The project of the General History of Africa (GHA) launched by UNESCO in 1964 is going to enter into a new phase: this monumental work that involved more than 350 historians will soon be translated into video images to make it accessible to the general public. A series of six documentaries of about one hour each, will be produced by the famous BBC journalist and producer Zeinab Badawi, who is committed to reveal the world what she calls with humor "the best kept secret of UNESCO ".
However, the collection of 8 volumes of about 1,000 pages each, result of an exemplary international cooperation during more than 35 years, was not destined to remain on library shelves or in boxes. Considered as one of the most important contributions to the knowledge of the history of the continent, the GHA paradoxically remains largely unknown from teachers, students and the general public, even in Africa and the African Diasporas.
This scientific work that tells the story of Africa since the origins of mankind till the aftermath of independence not only helps to deconstruct, rigorously, racial prejudices about Africans and people of African descent inherited from the slave trade and slavery. It provides for the first time an African perspective on this history using authentic sources such as African oral traditions and relying also on non-Western sources, from India, Turkey, China as well as Ajami archives written in Arabic alphabet and in African languages.
This audiovisual adventure on the GHA will start with a partnership established in January 2015 between UNESCO, Kush Productions and OCP (Moroccan phosphate Group). It is to launch the production of this series of 6 films that UNESCO, in collaboration with the Moroccan Permanent Delegation and OCP, held on February 10, 2015 at its headquarters a special event. Mrs. Irina Bokova, Director-General of UNESCO, Mr. Mostafa Terrab, CEO of OCP, Mr. Lejeune Mbella Mbella, Chairman of the Africa Group in UNESCO, Mrs. Zohour Alaoui Permanent Delegate of the Kingdom of Morocco to UNESCO and Mrs. Zeinab Badawi, producer of the series, took the floor in this event which brought together several Permanent Delegates to UNESCO and project’s partners.

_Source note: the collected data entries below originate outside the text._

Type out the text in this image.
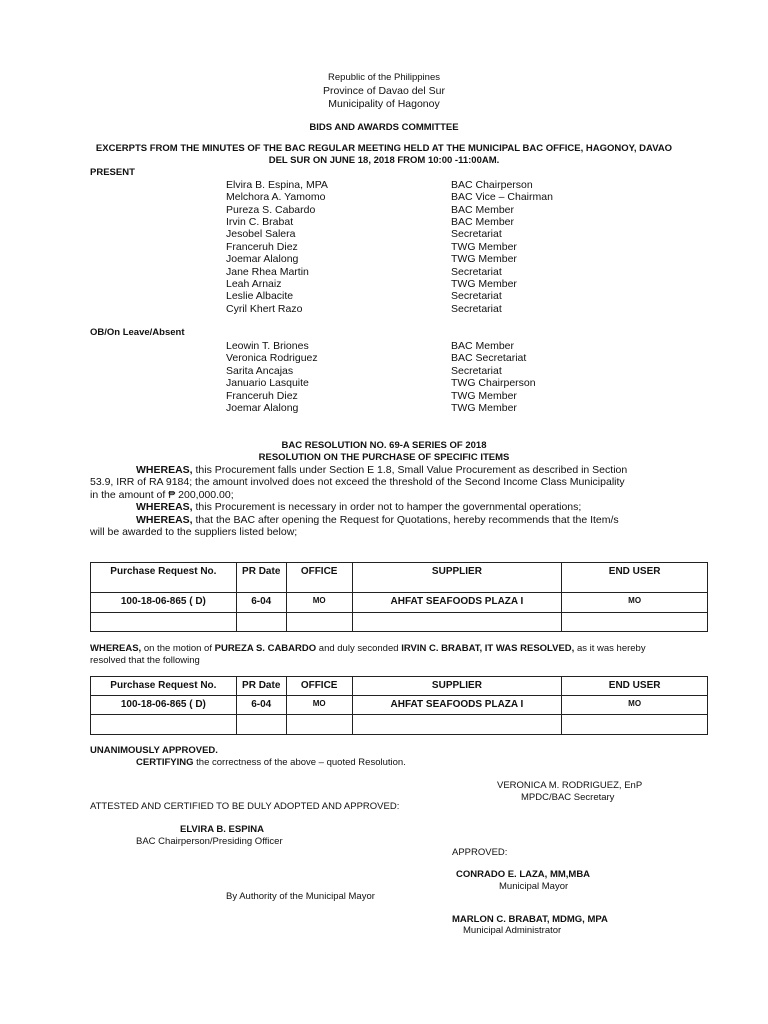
Republic of the Philippines
Province of Davao del Sur
Municipality of Hagonoy
BIDS AND AWARDS COMMITTEE
EXCERPTS FROM THE MINUTES OF THE BAC REGULAR MEETING HELD AT THE MUNICIPAL BAC OFFICE, HAGONOY, DAVAO
DEL SUR ON JUNE 18, 2018 FROM 10:00 -11:00AM.
PRESENT
Elvira B. Espina, MPA	BAC Chairperson
Melchora A. Yamomo	BAC Vice – Chairman
Pureza S. Cabardo	BAC Member
Irvin C. Brabat	BAC Member
Jesobel Salera	Secretariat
Franceruh Diez	TWG Member
Joemar Alalong	TWG Member
Jane Rhea Martin	Secretariat
Leah Arnaiz	TWG Member
Leslie Albacite	Secretariat
Cyril Khert Razo	Secretariat
OB/On Leave/Absent
Leowin T. Briones	BAC Member
Veronica Rodriguez	BAC Secretariat
Sarita Ancajas	Secretariat
Januario Lasquite	TWG Chairperson
Franceruh Diez	TWG Member
Joemar Alalong	TWG Member
BAC RESOLUTION NO. 69-A SERIES OF 2018
RESOLUTION ON THE PURCHASE OF SPECIFIC ITEMS
WHEREAS, this Procurement falls under Section E 1.8, Small Value Procurement as described in Section
53.9, IRR of RA 9184; the amount involved does not exceed the threshold of the Second Income Class Municipality
in the amount of ₱ 200,000.00;
WHEREAS, this Procurement is necessary in order not to hamper the governmental operations;
WHEREAS, that the BAC after opening the Request for Quotations, hereby recommends that the Item/s
will be awarded to the suppliers listed below;
Purchase Request No.	PR Date	OFFICE	SUPPLIER	END USER
100-18-06-865 ( D)	6-04	MO	AHFAT SEAFOODS PLAZA I	MO

WHEREAS, on the motion of PUREZA S. CABARDO and duly seconded IRVIN C. BRABAT, IT WAS RESOLVED, as it was hereby
resolved that the following
Purchase Request No.	PR Date	OFFICE	SUPPLIER	END USER
100-18-06-865 ( D)	6-04	MO	AHFAT SEAFOODS PLAZA I	MO

UNANIMOUSLY APPROVED.
CERTIFYING the correctness of the above – quoted Resolution.
VERONICA M. RODRIGUEZ, EnP
MPDC/BAC Secretary
ATTESTED AND CERTIFIED TO BE DULY ADOPTED AND APPROVED:
ELVIRA B. ESPINA
BAC Chairperson/Presiding Officer
APPROVED:
CONRADO E. LAZA, MM,MBA
Municipal Mayor
By Authority of the Municipal Mayor
MARLON C. BRABAT, MDMG, MPA
Municipal Administrator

During the discussion, moderated by Mr. Alfredo Pérez Armiñán, Assistant Director-General of UNESCO for Culture, the participants recognized the crucial importance of this new initiative to support the efforts undertaken by UNESCO with the second phase of this project, which consists of developing common educational contents for primary and secondary schools and elaborating a volume IX to update the previous collection and analyze the new challenges faced today by Africa and its diasporas. Considering the particular interest expressed Member States during the exchanges, we hope that the call made by the Director General to financially support this project will not remain unanswered. If these pedagogical contents are integrated into the curricula of all African schools, such as African Heads of State committed to do, Africa will be the first region in the world to build its regional integration on the basis of a shared common history.